Aims: Post-operative urinary retention (POUR) is a common cause of unplanned admission following day-case surgery and has negative effects on both patient and surgical institution. We aimed to prospectively evaluate potential risk factors for the development of POUR following day-case general surgical procedures.
Methods: Over a 24-week period, consecutive adult patients undergoing elective day-case general surgery at a single institution were prospectively recruited. Data regarding urinary symptoms, comorbidities, drug history, surgery and perioperative anaesthetic drug use were collected. The primary outcome was the incidence of POUR, defined as an impairment of bladder voiding requiring either urethral catheterisation, unplanned overnight admission or both. Potential risk factors for the development of POUR were analysed by logistic regression.

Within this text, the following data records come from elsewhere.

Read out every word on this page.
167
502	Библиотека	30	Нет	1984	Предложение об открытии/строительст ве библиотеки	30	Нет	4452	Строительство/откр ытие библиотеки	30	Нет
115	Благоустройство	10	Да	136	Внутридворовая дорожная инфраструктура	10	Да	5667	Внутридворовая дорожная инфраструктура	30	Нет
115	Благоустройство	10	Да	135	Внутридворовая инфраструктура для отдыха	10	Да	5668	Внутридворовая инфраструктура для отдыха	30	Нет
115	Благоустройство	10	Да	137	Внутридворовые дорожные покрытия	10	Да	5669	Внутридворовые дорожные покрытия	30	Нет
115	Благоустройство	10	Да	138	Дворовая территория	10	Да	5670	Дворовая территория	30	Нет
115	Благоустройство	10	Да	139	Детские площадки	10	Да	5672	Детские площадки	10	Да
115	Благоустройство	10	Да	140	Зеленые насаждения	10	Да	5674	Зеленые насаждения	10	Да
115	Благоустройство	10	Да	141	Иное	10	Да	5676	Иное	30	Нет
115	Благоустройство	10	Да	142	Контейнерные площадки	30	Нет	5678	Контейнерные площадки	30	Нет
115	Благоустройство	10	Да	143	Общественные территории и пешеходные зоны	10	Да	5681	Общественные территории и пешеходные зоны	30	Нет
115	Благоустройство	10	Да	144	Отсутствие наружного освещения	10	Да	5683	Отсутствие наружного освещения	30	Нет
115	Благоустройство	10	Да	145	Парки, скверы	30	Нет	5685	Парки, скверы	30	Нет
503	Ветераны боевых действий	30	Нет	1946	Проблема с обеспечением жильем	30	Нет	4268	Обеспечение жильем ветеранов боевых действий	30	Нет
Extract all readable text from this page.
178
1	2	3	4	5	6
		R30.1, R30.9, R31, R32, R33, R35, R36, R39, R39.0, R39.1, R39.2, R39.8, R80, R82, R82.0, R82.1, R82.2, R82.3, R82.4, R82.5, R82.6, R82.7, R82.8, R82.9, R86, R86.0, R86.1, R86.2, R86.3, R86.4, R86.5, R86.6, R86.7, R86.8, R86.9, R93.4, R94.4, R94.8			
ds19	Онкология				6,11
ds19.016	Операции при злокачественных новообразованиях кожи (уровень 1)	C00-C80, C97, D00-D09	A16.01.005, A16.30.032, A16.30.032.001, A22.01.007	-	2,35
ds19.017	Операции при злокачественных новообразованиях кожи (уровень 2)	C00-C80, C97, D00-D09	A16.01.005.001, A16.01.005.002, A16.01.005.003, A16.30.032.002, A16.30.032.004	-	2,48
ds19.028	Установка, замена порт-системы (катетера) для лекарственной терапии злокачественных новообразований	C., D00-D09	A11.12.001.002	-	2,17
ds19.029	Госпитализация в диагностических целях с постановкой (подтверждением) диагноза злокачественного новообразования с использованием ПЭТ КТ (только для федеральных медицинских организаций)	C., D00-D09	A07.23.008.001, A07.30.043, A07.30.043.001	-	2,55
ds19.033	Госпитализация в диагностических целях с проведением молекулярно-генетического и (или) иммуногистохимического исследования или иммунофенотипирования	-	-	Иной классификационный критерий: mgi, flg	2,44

Results: A total of 458 patients met the inclusion criteria during the study period, and data were collected on 382 (83%) patients (74.3% male). Sixteen patients (4.2%) experienced POUR. Unadjusted analysis demonstrated three significant risk factors for the development of POUR: age ≥ 56 years (OR 7.77 [2.18-27.78], p = 0.002), laparoscopic surgery (OR 3.37 [1.03-12.10], p = 0.044) and glycopyrrolate administration (OR 5.56 [2.00-15.46], p = 0.001). Male sex and lower urinary tract symptoms were not significant factors. Multivariate analysis combining type of surgery, age and glycopyrrolate use revealed that only age ≥ 56 years (OR 8.14 [2.18-30.32], p = 0.0018) and glycopyrrolate administration (OR 3.48 [1.08-11.24], p = 0.0370) were independently associated with POUR.
Conclusions: Patients aged at least 56 years and/or requiring glycopyrrolate-often administered during laparoscopic procedures-are at increased risk of POUR following ambulatory general surgery.